What Bly is discussing here is Jung’s archetype of the unconscious, the “Shadow.” The Shadow, which is created in our youth, is constituted of those energies, drives, desires and emotions which, when expressed, bring us pain, embarrassment or disapproval. As Connie Zweig, Ph. D. and Steve Wolf, Ph.D. describe in Romancing the Shadow.
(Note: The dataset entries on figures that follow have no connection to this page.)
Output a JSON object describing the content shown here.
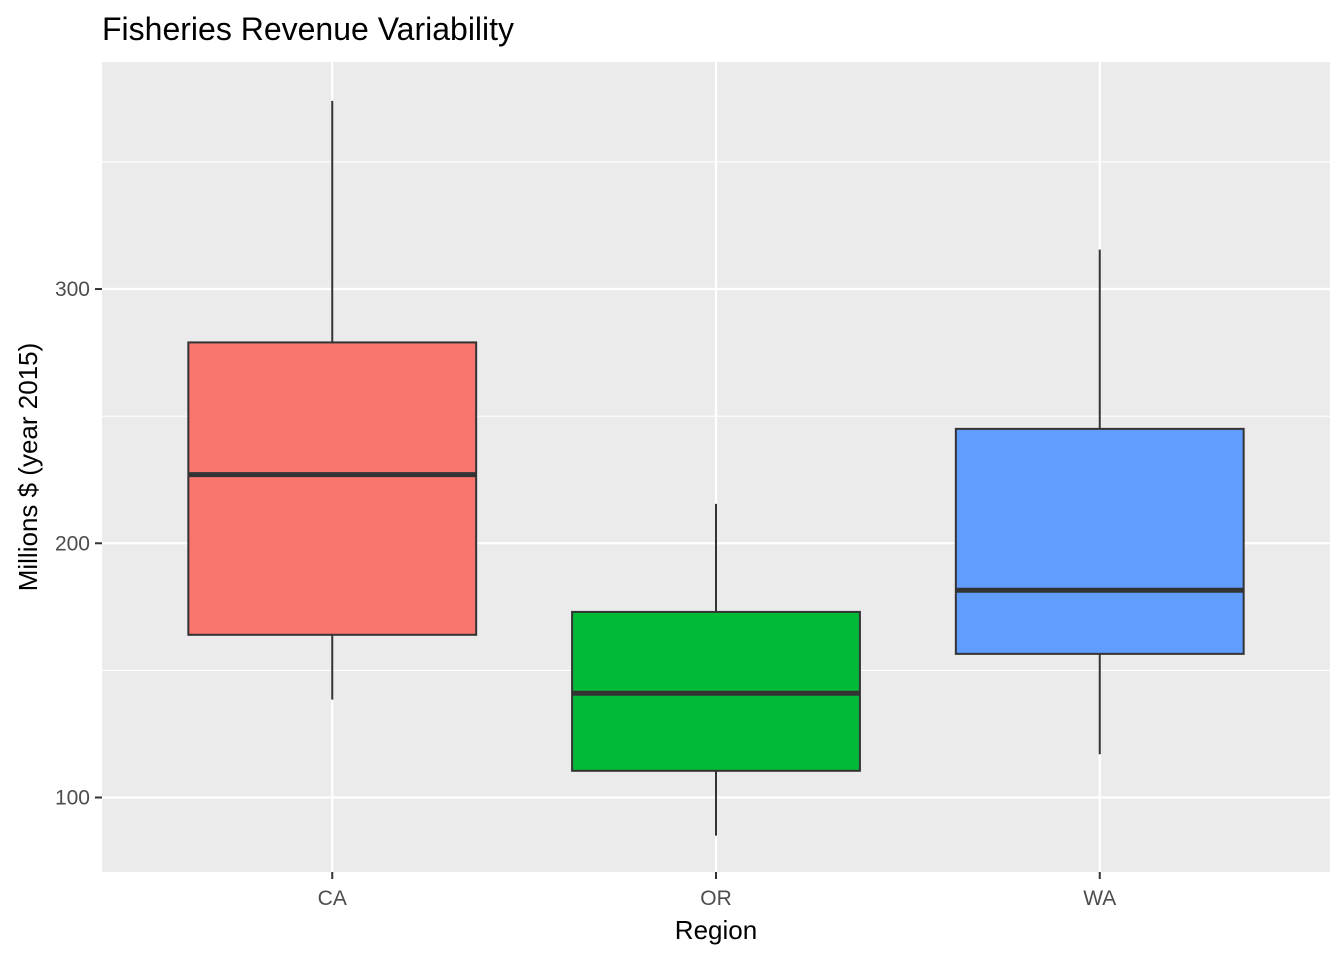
{
  "chart_data": {
    "type": "boxplot",
    "title": "Fisheries Revenue Variability",
    "xlabel": "Region",
    "ylabel": "Millions $ (year 2015)",
    "categories": [
      "CA",
      "OR",
      "WA"
    ],
    "boxes": [
      {
        "category": "CA",
        "min": 138.5,
        "q1": 164,
        "median": 227,
        "q3": 279,
        "max": 374,
        "color": "#F8766D"
      },
      {
        "category": "OR",
        "min": 85,
        "q1": 110.5,
        "median": 141,
        "q3": 173,
        "max": 215.5,
        "color": "#00BA38"
      },
      {
        "category": "WA",
        "min": 117,
        "q1": 156.5,
        "median": 181.5,
        "q3": 245,
        "max": 315.5,
        "color": "#619CFF"
      }
    ],
    "ylim": [
      70.7,
      389.3
    ],
    "y_ticks": [
      100,
      200,
      300
    ],
    "grid": true,
    "legend": "none",
    "colors": {
      "panel_background": "#EBEBEB",
      "gridline": "#FFFFFF",
      "box_outline": "#333333",
      "tick_text": "#4D4D4D"
    }
  }
}
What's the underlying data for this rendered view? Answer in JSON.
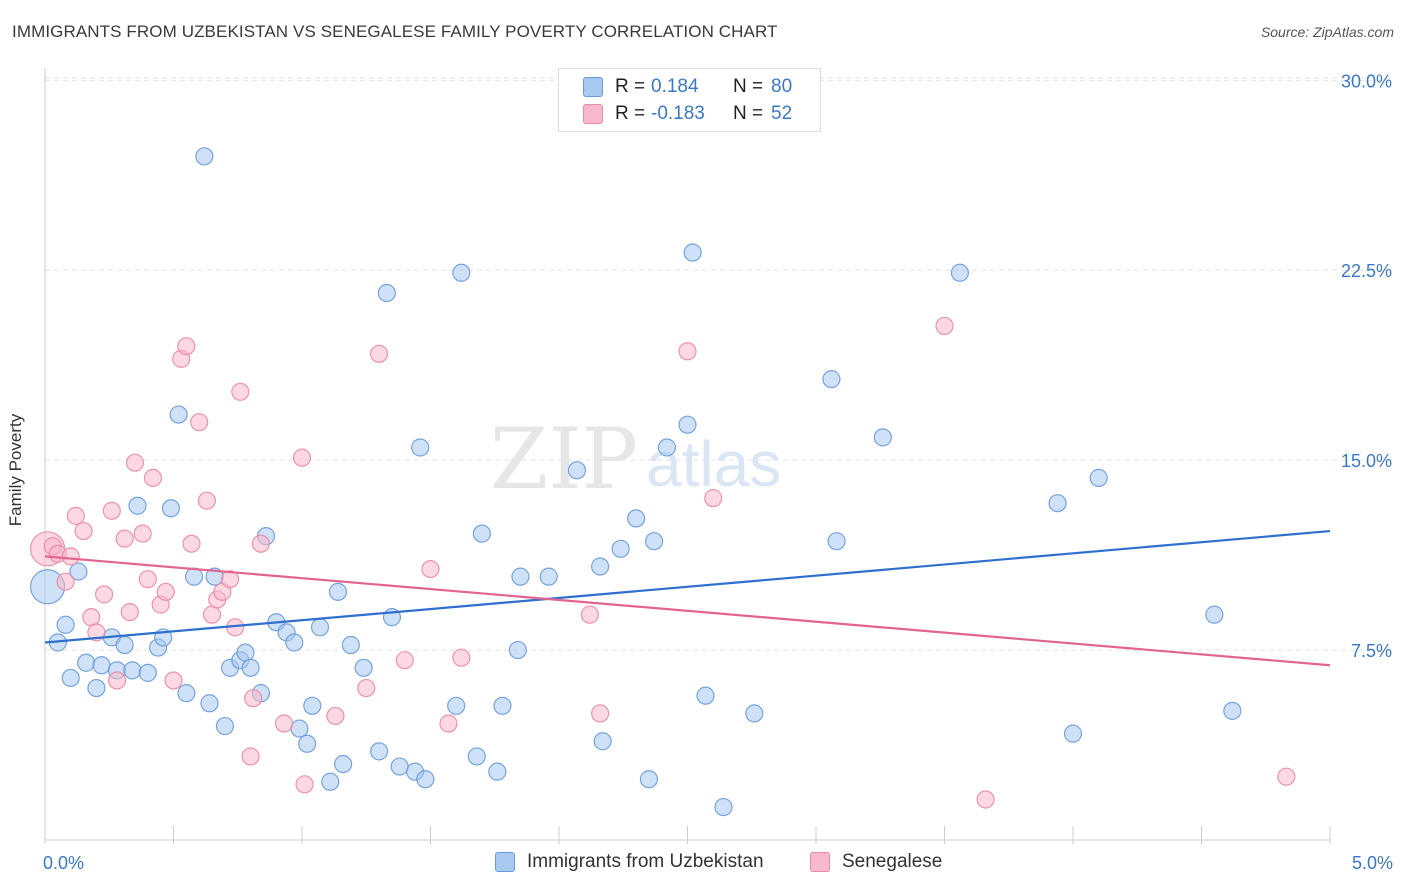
{
  "title": "IMMIGRANTS FROM UZBEKISTAN VS SENEGALESE FAMILY POVERTY CORRELATION CHART",
  "source": "Source: ZipAtlas.com",
  "watermark": {
    "zip": "ZIP",
    "atlas": "atlas"
  },
  "legend": {
    "rows": [
      {
        "r_label": "R =",
        "r_value": "0.184",
        "n_label": "N =",
        "n_value": "80"
      },
      {
        "r_label": "R =",
        "r_value": "-0.183",
        "n_label": "N =",
        "n_value": "52"
      }
    ]
  },
  "bottom_legend": {
    "items": [
      {
        "label": "Immigrants from Uzbekistan"
      },
      {
        "label": "Senegalese"
      }
    ]
  },
  "chart_data": {
    "type": "scatter",
    "title": "IMMIGRANTS FROM UZBEKISTAN VS SENEGALESE FAMILY POVERTY CORRELATION CHART",
    "xlabel": "",
    "ylabel": "Family Poverty",
    "xlim": [
      0,
      5
    ],
    "ylim": [
      0,
      31
    ],
    "x_tick_labels": [
      "0.0%",
      "5.0%"
    ],
    "y_ticks": [
      7.5,
      15.0,
      22.5,
      30.0
    ],
    "y_tick_labels": [
      "7.5%",
      "15.0%",
      "22.5%",
      "30.0%"
    ],
    "grid": true,
    "legend_position": "top-center",
    "colors": {
      "uzbekistan_fill": "#a8c8f0",
      "uzbekistan_stroke": "#6a9ad8",
      "uzbekistan_line": "#2e6fcf",
      "senegalese_fill": "#f7b8cb",
      "senegalese_stroke": "#e88aa8",
      "senegalese_line": "#e2648f",
      "tick_label": "#3a78c8",
      "grid": "#e2e2e2"
    },
    "series": [
      {
        "name": "Immigrants from Uzbekistan",
        "trend": {
          "x": [
            0,
            5
          ],
          "y": [
            7.8,
            12.2
          ]
        },
        "points": [
          {
            "x": 0.01,
            "y": 10.0,
            "big": true
          },
          {
            "x": 0.05,
            "y": 7.8
          },
          {
            "x": 0.08,
            "y": 8.5
          },
          {
            "x": 0.1,
            "y": 6.4
          },
          {
            "x": 0.13,
            "y": 10.6
          },
          {
            "x": 0.16,
            "y": 7.0
          },
          {
            "x": 0.2,
            "y": 6.0
          },
          {
            "x": 0.22,
            "y": 6.9
          },
          {
            "x": 0.26,
            "y": 8.0
          },
          {
            "x": 0.28,
            "y": 6.7
          },
          {
            "x": 0.31,
            "y": 7.7
          },
          {
            "x": 0.34,
            "y": 6.7
          },
          {
            "x": 0.36,
            "y": 13.2
          },
          {
            "x": 0.4,
            "y": 6.6
          },
          {
            "x": 0.44,
            "y": 7.6
          },
          {
            "x": 0.46,
            "y": 8.0
          },
          {
            "x": 0.49,
            "y": 13.1
          },
          {
            "x": 0.52,
            "y": 16.8
          },
          {
            "x": 0.55,
            "y": 5.8
          },
          {
            "x": 0.58,
            "y": 10.4
          },
          {
            "x": 0.62,
            "y": 27.0
          },
          {
            "x": 0.64,
            "y": 5.4
          },
          {
            "x": 0.66,
            "y": 10.4
          },
          {
            "x": 0.7,
            "y": 4.5
          },
          {
            "x": 0.72,
            "y": 6.8
          },
          {
            "x": 0.76,
            "y": 7.1
          },
          {
            "x": 0.78,
            "y": 7.4
          },
          {
            "x": 0.8,
            "y": 6.8
          },
          {
            "x": 0.84,
            "y": 5.8
          },
          {
            "x": 0.86,
            "y": 12.0
          },
          {
            "x": 0.9,
            "y": 8.6
          },
          {
            "x": 0.94,
            "y": 8.2
          },
          {
            "x": 0.97,
            "y": 7.8
          },
          {
            "x": 0.99,
            "y": 4.4
          },
          {
            "x": 1.02,
            "y": 3.8
          },
          {
            "x": 1.04,
            "y": 5.3
          },
          {
            "x": 1.07,
            "y": 8.4
          },
          {
            "x": 1.11,
            "y": 2.3
          },
          {
            "x": 1.14,
            "y": 9.8
          },
          {
            "x": 1.16,
            "y": 3.0
          },
          {
            "x": 1.19,
            "y": 7.7
          },
          {
            "x": 1.24,
            "y": 6.8
          },
          {
            "x": 1.3,
            "y": 3.5
          },
          {
            "x": 1.33,
            "y": 21.6
          },
          {
            "x": 1.35,
            "y": 8.8
          },
          {
            "x": 1.38,
            "y": 2.9
          },
          {
            "x": 1.44,
            "y": 2.7
          },
          {
            "x": 1.46,
            "y": 15.5
          },
          {
            "x": 1.48,
            "y": 2.4
          },
          {
            "x": 1.6,
            "y": 5.3
          },
          {
            "x": 1.62,
            "y": 22.4
          },
          {
            "x": 1.68,
            "y": 3.3
          },
          {
            "x": 1.7,
            "y": 12.1
          },
          {
            "x": 1.76,
            "y": 2.7
          },
          {
            "x": 1.78,
            "y": 5.3
          },
          {
            "x": 1.84,
            "y": 7.5
          },
          {
            "x": 1.85,
            "y": 10.4
          },
          {
            "x": 1.96,
            "y": 10.4
          },
          {
            "x": 2.07,
            "y": 14.6
          },
          {
            "x": 2.16,
            "y": 10.8
          },
          {
            "x": 2.17,
            "y": 3.9
          },
          {
            "x": 2.24,
            "y": 11.5
          },
          {
            "x": 2.3,
            "y": 12.7
          },
          {
            "x": 2.35,
            "y": 2.4
          },
          {
            "x": 2.37,
            "y": 11.8
          },
          {
            "x": 2.42,
            "y": 15.5
          },
          {
            "x": 2.5,
            "y": 16.4
          },
          {
            "x": 2.52,
            "y": 23.2
          },
          {
            "x": 2.57,
            "y": 5.7
          },
          {
            "x": 2.64,
            "y": 1.3
          },
          {
            "x": 2.76,
            "y": 5.0
          },
          {
            "x": 3.06,
            "y": 18.2
          },
          {
            "x": 3.08,
            "y": 11.8
          },
          {
            "x": 3.26,
            "y": 15.9
          },
          {
            "x": 3.56,
            "y": 22.4
          },
          {
            "x": 3.94,
            "y": 13.3
          },
          {
            "x": 4.0,
            "y": 4.2
          },
          {
            "x": 4.1,
            "y": 14.3
          },
          {
            "x": 4.55,
            "y": 8.9
          },
          {
            "x": 4.62,
            "y": 5.1
          }
        ]
      },
      {
        "name": "Senegalese",
        "trend": {
          "x": [
            0,
            5
          ],
          "y": [
            11.2,
            6.9
          ]
        },
        "points": [
          {
            "x": 0.01,
            "y": 11.5,
            "big": true
          },
          {
            "x": 0.03,
            "y": 11.6
          },
          {
            "x": 0.05,
            "y": 11.3
          },
          {
            "x": 0.08,
            "y": 10.2
          },
          {
            "x": 0.1,
            "y": 11.2
          },
          {
            "x": 0.12,
            "y": 12.8
          },
          {
            "x": 0.15,
            "y": 12.2
          },
          {
            "x": 0.18,
            "y": 8.8
          },
          {
            "x": 0.2,
            "y": 8.2
          },
          {
            "x": 0.23,
            "y": 9.7
          },
          {
            "x": 0.26,
            "y": 13.0
          },
          {
            "x": 0.28,
            "y": 6.3
          },
          {
            "x": 0.31,
            "y": 11.9
          },
          {
            "x": 0.33,
            "y": 9.0
          },
          {
            "x": 0.35,
            "y": 14.9
          },
          {
            "x": 0.38,
            "y": 12.1
          },
          {
            "x": 0.4,
            "y": 10.3
          },
          {
            "x": 0.42,
            "y": 14.3
          },
          {
            "x": 0.45,
            "y": 9.3
          },
          {
            "x": 0.47,
            "y": 9.8
          },
          {
            "x": 0.5,
            "y": 6.3
          },
          {
            "x": 0.53,
            "y": 19.0
          },
          {
            "x": 0.55,
            "y": 19.5
          },
          {
            "x": 0.57,
            "y": 11.7
          },
          {
            "x": 0.6,
            "y": 16.5
          },
          {
            "x": 0.63,
            "y": 13.4
          },
          {
            "x": 0.65,
            "y": 8.9
          },
          {
            "x": 0.67,
            "y": 9.5
          },
          {
            "x": 0.69,
            "y": 9.8
          },
          {
            "x": 0.72,
            "y": 10.3
          },
          {
            "x": 0.74,
            "y": 8.4
          },
          {
            "x": 0.76,
            "y": 17.7
          },
          {
            "x": 0.8,
            "y": 3.3
          },
          {
            "x": 0.81,
            "y": 5.6
          },
          {
            "x": 0.84,
            "y": 11.7
          },
          {
            "x": 0.93,
            "y": 4.6
          },
          {
            "x": 1.0,
            "y": 15.1
          },
          {
            "x": 1.01,
            "y": 2.2
          },
          {
            "x": 1.13,
            "y": 4.9
          },
          {
            "x": 1.25,
            "y": 6.0
          },
          {
            "x": 1.3,
            "y": 19.2
          },
          {
            "x": 1.4,
            "y": 7.1
          },
          {
            "x": 1.5,
            "y": 10.7
          },
          {
            "x": 1.57,
            "y": 4.6
          },
          {
            "x": 1.62,
            "y": 7.2
          },
          {
            "x": 2.12,
            "y": 8.9
          },
          {
            "x": 2.16,
            "y": 5.0
          },
          {
            "x": 2.5,
            "y": 19.3
          },
          {
            "x": 2.6,
            "y": 13.5
          },
          {
            "x": 3.5,
            "y": 20.3
          },
          {
            "x": 3.66,
            "y": 1.6
          },
          {
            "x": 4.83,
            "y": 2.5
          }
        ]
      }
    ]
  }
}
Each shadow figure or character…has a story to tell with a similar plot line: At a young age, our full range of aliveness, feeling, and dependency was too much for our caretakers to bear. Unknowingly, they betrayed our young souls again and again, inflicting the wounds of neglect, intrusion, cruelty, and shame. To survive this wounding environment, as children we made a Faustian bargain, concealing the unacceptable parts of ourselves in the shadow and presenting only the acceptable parts (or ego) to the world. In an ongoing, subtle series of feedback loops with parents, teachers, clergy, and friends, we learned, over and over, how to present ourselves in an attempt to feel safe, accepted, and loves. In this way, ego and shadow are inevitably created in tandem within us all. (p. 45-46)

As Bly said, we form the shadow in our youth and then spend the rest of our lives trying to reclaim the energies which we have repressed or rejected. This, I feel, is one of the great Heroic Journeys of adulthood: reclaiming the rejected parts of our psyche so that we can once again become a whole person. This struggle is depicted in some way in virtually all literature and film. Either we see the struggle to discover the shadow, a process which we can never do “consciously,” or we see the shadow grow so strong that it overpowers the ego, or we see the continued repression of the shadow until we kind of implode.

One need only think of some of the great pieces of literature to see the metaphorical exploration of the shadow. Bly mentions one of my personal favorites, Joseph Conrad, as “a great master of shadow literature.” Think, for example, of Heart of Darkness and Kurtz. Other “shadow literature” could include Death of a Salesman, The Scarlet Letter, Hemingway short stories, and most of Shakespeare.

If you would like to learn more about the shadow, I would suggest the two books I have already mentioned (The Little book on the Human Shadow and Romancing the Shadow), or read Jung’s own words in a work like The Portable Jung, edited and with and introduction by Joseph Campbell.

The more one understand Jung’s model of the psyche, the more one realizes that it is an excellent model for the Heroic Journey.